An op-ed in Kansas City called for the resignation or firing of Highland Community College in Highland President Deborah Fox. The school leader is accused of making the insensitive remarks during an October meeting about alleged racism within the school’s football team.
At the time, students gathered to discuss allegations of harassment against Black football players by the team’s former assistant coach. In a recording obtained by the outlet, Fox reportedly singled out one of the more vocal Black players saying his statements were too negative and were having too much influence on the other players.
“You know leadership,” Fox said. “There’s certain people that emerge as leaders, good or bad. Even though we don’t like it, Hitler was a great leader.”
“He, somehow, even for evil, moved and were able to do these things. It’s terrifying. But that’s what can happen when leadership isn’t acknowledged and goes untapped or undirected,” she continued.
After being made aware that many people were offended by the statement, Fox responded saying her words were taken out of context.
“I am sickened and horrified that a discussion that included diversity and leadership was taken out of context and used in this manner and only a selected sentence of audio was shared,” she told the outlet.
Fox later revealed that she issued an apology to the students for her controversial remarks.

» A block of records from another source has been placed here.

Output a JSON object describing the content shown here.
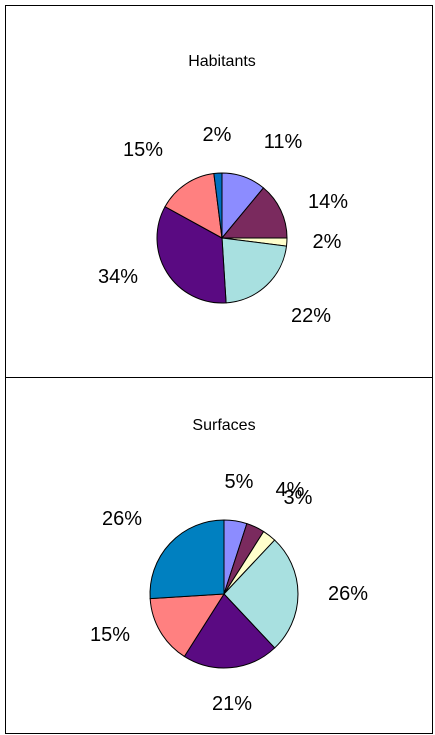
{
  "chart_data": [
    {
      "type": "pie",
      "title": "Habitants",
      "slices": [
        {
          "label": "11%",
          "value": 11,
          "color": "#8c8cff"
        },
        {
          "label": "14%",
          "value": 14,
          "color": "#7a2a5e"
        },
        {
          "label": "2%",
          "value": 2,
          "color": "#ffffcc"
        },
        {
          "label": "22%",
          "value": 22,
          "color": "#a8e0e0"
        },
        {
          "label": "34%",
          "value": 34,
          "color": "#5a0a82"
        },
        {
          "label": "15%",
          "value": 15,
          "color": "#ff8080"
        },
        {
          "label": "2%",
          "value": 2,
          "color": "#0070c0"
        }
      ]
    },
    {
      "type": "pie",
      "title": "Surfaces",
      "slices": [
        {
          "label": "5%",
          "value": 5,
          "color": "#8c8cff"
        },
        {
          "label": "4%",
          "value": 4,
          "color": "#7a2a5e"
        },
        {
          "label": "3%",
          "value": 3,
          "color": "#ffffcc"
        },
        {
          "label": "26%",
          "value": 26,
          "color": "#a8e0e0"
        },
        {
          "label": "21%",
          "value": 21,
          "color": "#5a0a82"
        },
        {
          "label": "15%",
          "value": 15,
          "color": "#ff8080"
        },
        {
          "label": "26%",
          "value": 26,
          "color": "#0080c0"
        }
      ]
    }
  ]
}
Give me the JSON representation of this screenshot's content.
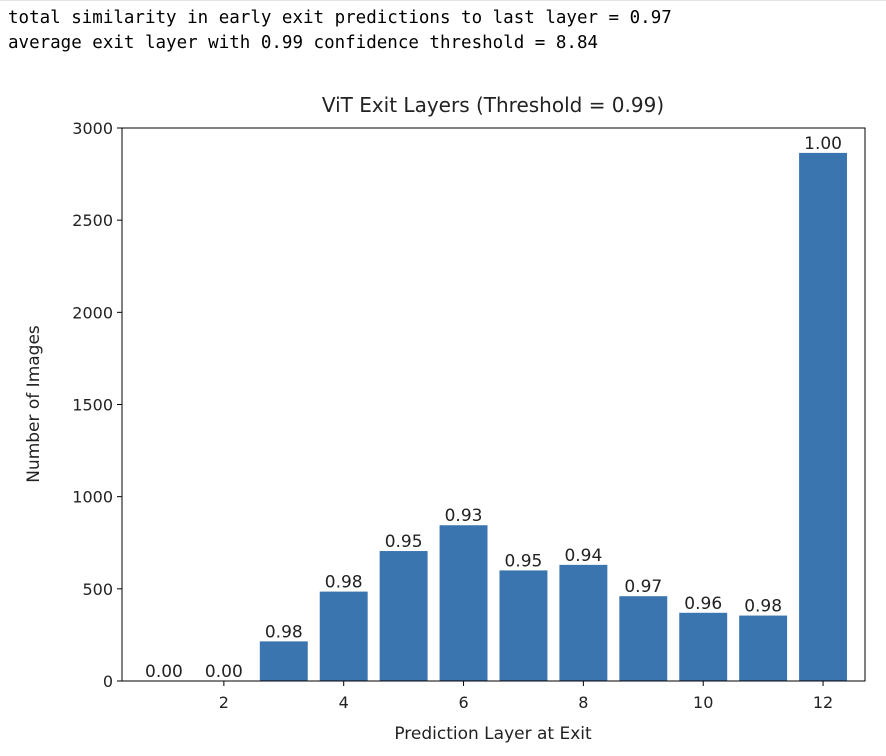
{
  "output": {
    "line1": "total similarity in early exit predictions to last layer = 0.97",
    "line2": "average exit layer with 0.99 confidence threshold = 8.84"
  },
  "chart_data": {
    "type": "bar",
    "title": "ViT Exit Layers (Threshold = 0.99)",
    "xlabel": "Prediction Layer at Exit",
    "ylabel": "Number of Images",
    "categories": [
      1,
      2,
      3,
      4,
      5,
      6,
      7,
      8,
      9,
      10,
      11,
      12
    ],
    "values": [
      0,
      0,
      215,
      485,
      705,
      845,
      600,
      630,
      460,
      370,
      355,
      2865
    ],
    "bar_labels": [
      "0.00",
      "0.00",
      "0.98",
      "0.98",
      "0.95",
      "0.93",
      "0.95",
      "0.94",
      "0.97",
      "0.96",
      "0.98",
      "1.00"
    ],
    "xticks": [
      2,
      4,
      6,
      8,
      10,
      12
    ],
    "yticks": [
      0,
      500,
      1000,
      1500,
      2000,
      2500,
      3000
    ],
    "xlim": [
      0.3,
      12.7
    ],
    "ylim": [
      0,
      3000
    ],
    "grid": false,
    "bar_color": "#3b75af"
  }
}
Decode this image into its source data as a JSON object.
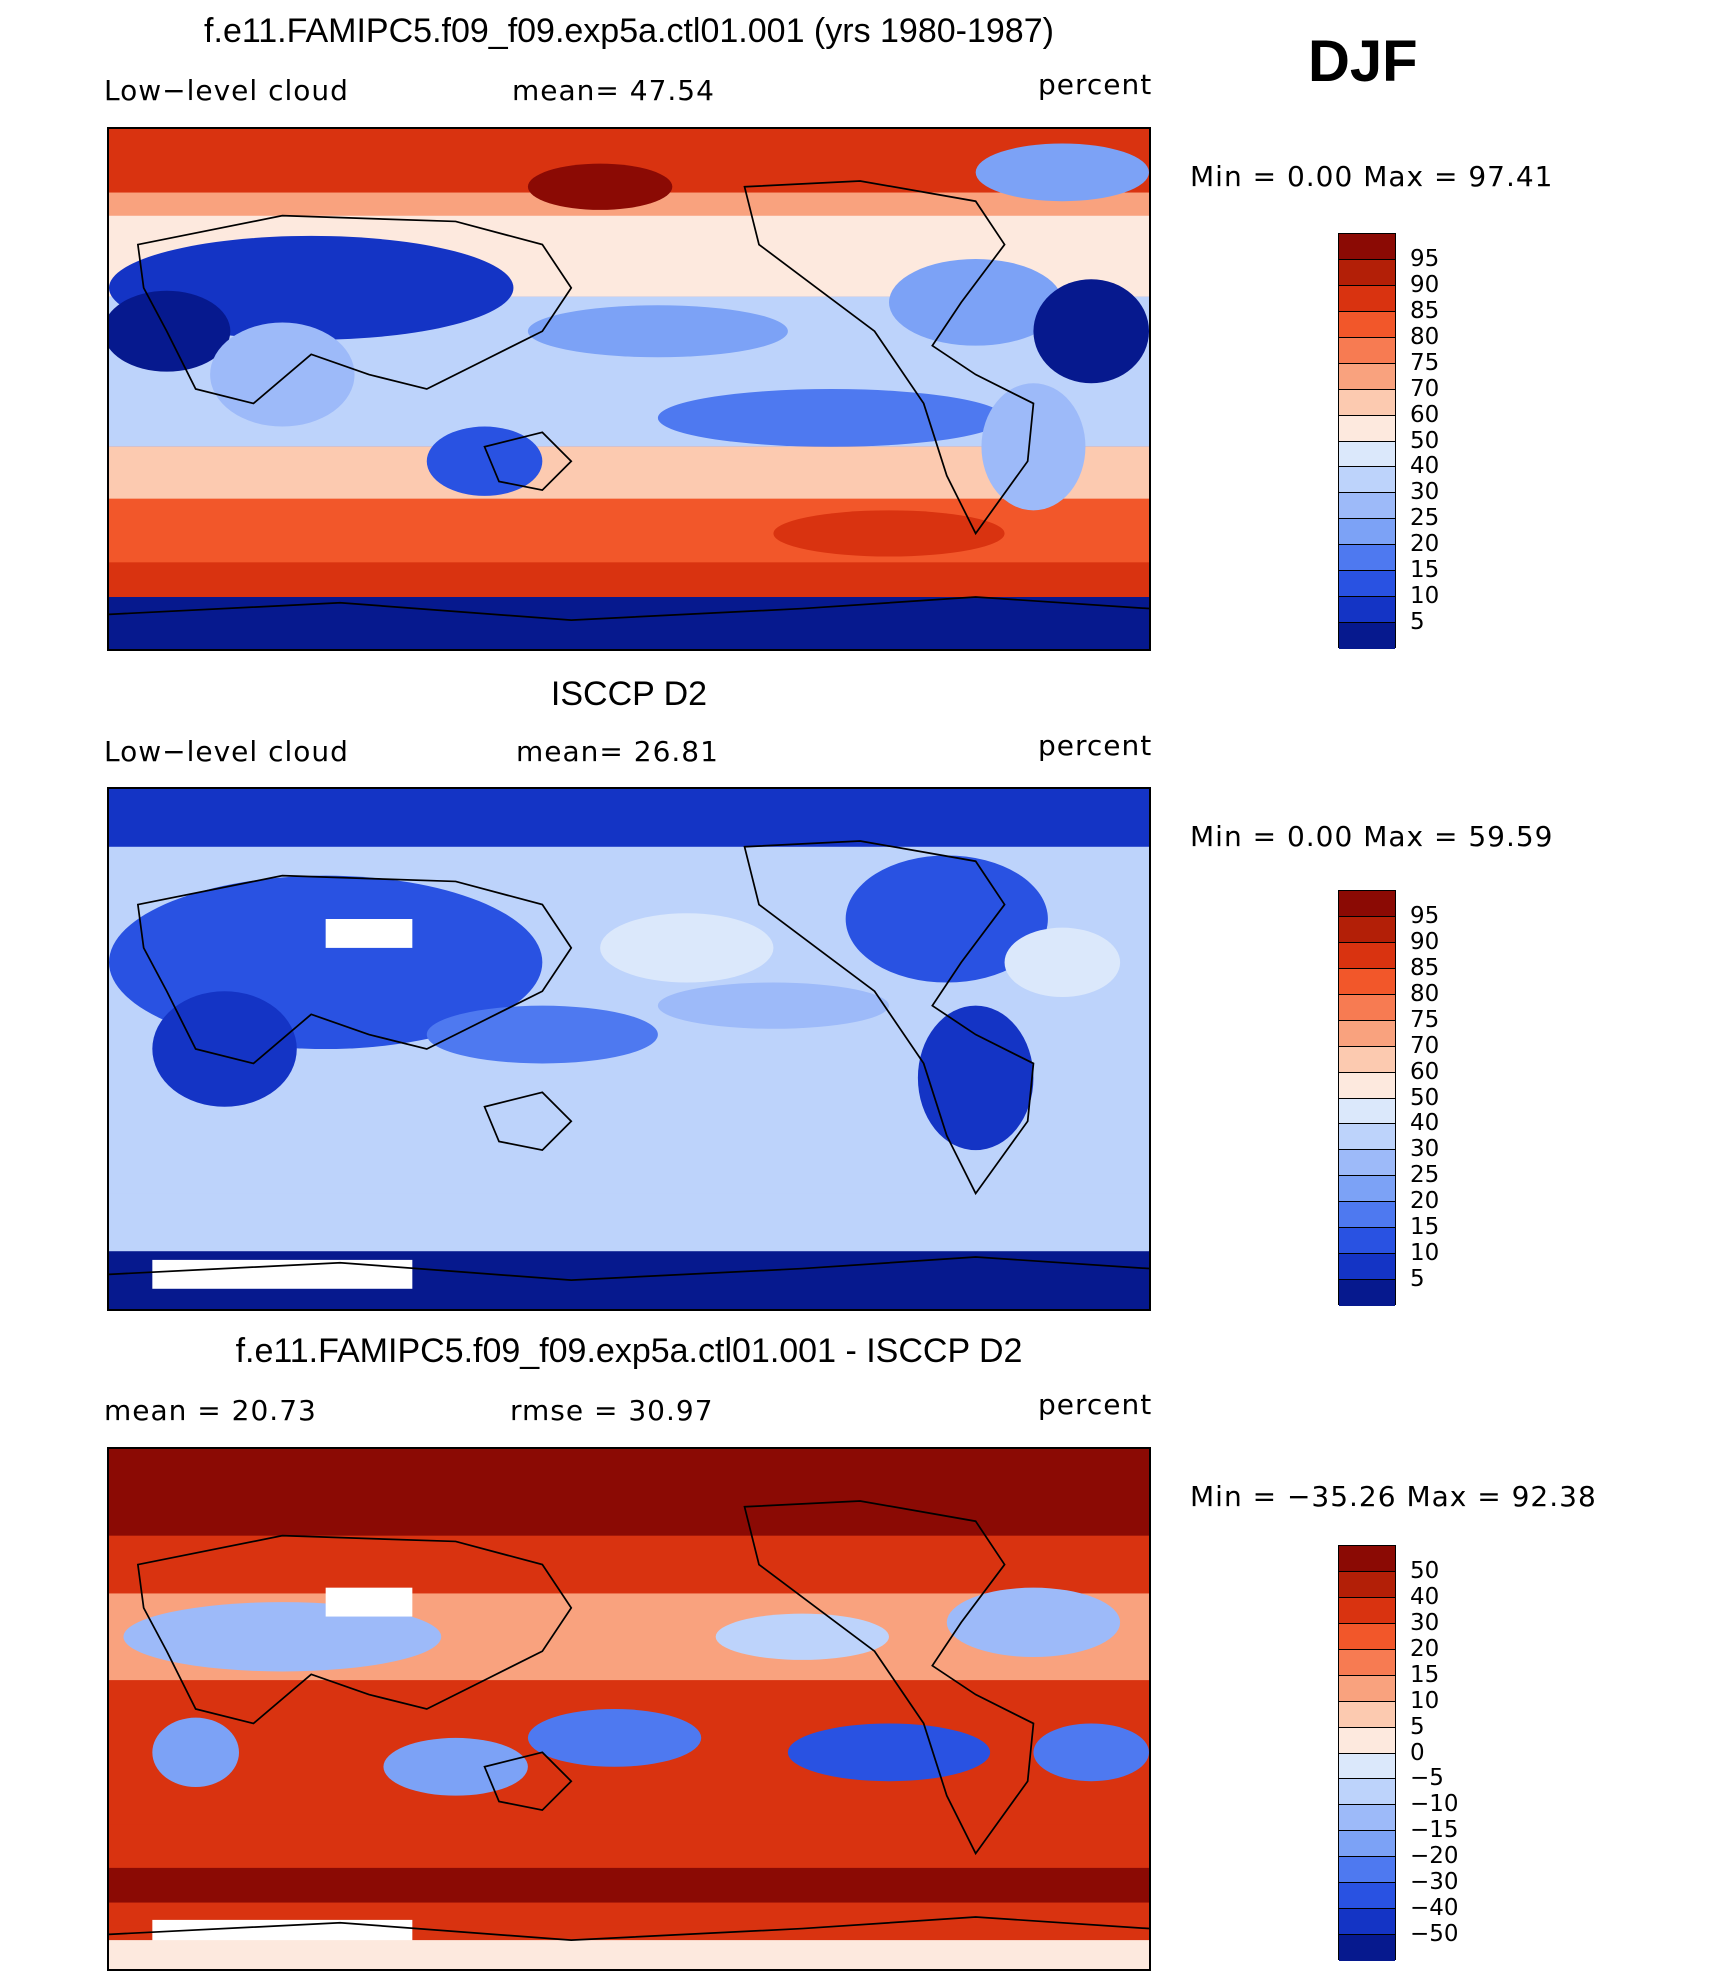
{
  "season": "DJF",
  "panels": [
    {
      "title": "f.e11.FAMIPC5.f09_f09.exp5a.ctl01.001 (yrs 1980-1987)",
      "left_label": "Low−level cloud",
      "center_label": "mean=   47.54",
      "right_label": "percent",
      "minmax": "Min  =     0.00  Max  =    97.41",
      "colorbar": {
        "colors": [
          "#8b0a04",
          "#b31f07",
          "#d93310",
          "#f2572a",
          "#f77b52",
          "#f9a27e",
          "#fccab0",
          "#fde9de",
          "#dbe8fb",
          "#bdd3fb",
          "#9dbaf9",
          "#7ca2f6",
          "#4e79f0",
          "#2952e2",
          "#1434c5",
          "#06198e"
        ],
        "ticks": [
          "95",
          "90",
          "85",
          "80",
          "75",
          "70",
          "60",
          "50",
          "40",
          "30",
          "25",
          "20",
          "15",
          "10",
          "5"
        ]
      }
    },
    {
      "title": "ISCCP D2",
      "left_label": "Low−level cloud",
      "center_label": "mean=   26.81",
      "right_label": "percent",
      "minmax": "Min  =     0.00  Max  =    59.59",
      "colorbar": {
        "colors": [
          "#8b0a04",
          "#b31f07",
          "#d93310",
          "#f2572a",
          "#f77b52",
          "#f9a27e",
          "#fccab0",
          "#fde9de",
          "#dbe8fb",
          "#bdd3fb",
          "#9dbaf9",
          "#7ca2f6",
          "#4e79f0",
          "#2952e2",
          "#1434c5",
          "#06198e"
        ],
        "ticks": [
          "95",
          "90",
          "85",
          "80",
          "75",
          "70",
          "60",
          "50",
          "40",
          "30",
          "25",
          "20",
          "15",
          "10",
          "5"
        ]
      }
    },
    {
      "title": "f.e11.FAMIPC5.f09_f09.exp5a.ctl01.001 - ISCCP D2",
      "left_label": "mean  =    20.73",
      "center_label": "rmse  =    30.97",
      "right_label": "percent",
      "minmax": "Min  =  −35.26  Max  =    92.38",
      "colorbar": {
        "colors": [
          "#8b0a04",
          "#b31f07",
          "#d93310",
          "#f2572a",
          "#f77b52",
          "#f9a27e",
          "#fccab0",
          "#fde9de",
          "#dbe8fb",
          "#bdd3fb",
          "#9dbaf9",
          "#7ca2f6",
          "#4e79f0",
          "#2952e2",
          "#1434c5",
          "#06198e"
        ],
        "ticks": [
          "50",
          "40",
          "30",
          "20",
          "15",
          "10",
          "5",
          "0",
          "−5",
          "−10",
          "−15",
          "−20",
          "−30",
          "−40",
          "−50"
        ]
      }
    }
  ]
}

“I have apologized to the students, faculty, college, and the public for my poor choice of words,” Fox told Newsweek. “In trying to describe negative leadership in a lengthy conversation lasting over an hour, I used a momentary horrible analogy. This was never to be associated with a student.”
“I am saddened and horrified that the words are being taken out of context and I also regret that it has affected the college, its students, and staff,” she continued.
“I am deeply sorry to the college and its community. I only hope that our previous accomplishments define my work at the college and not this sad, unfortunate phrase.”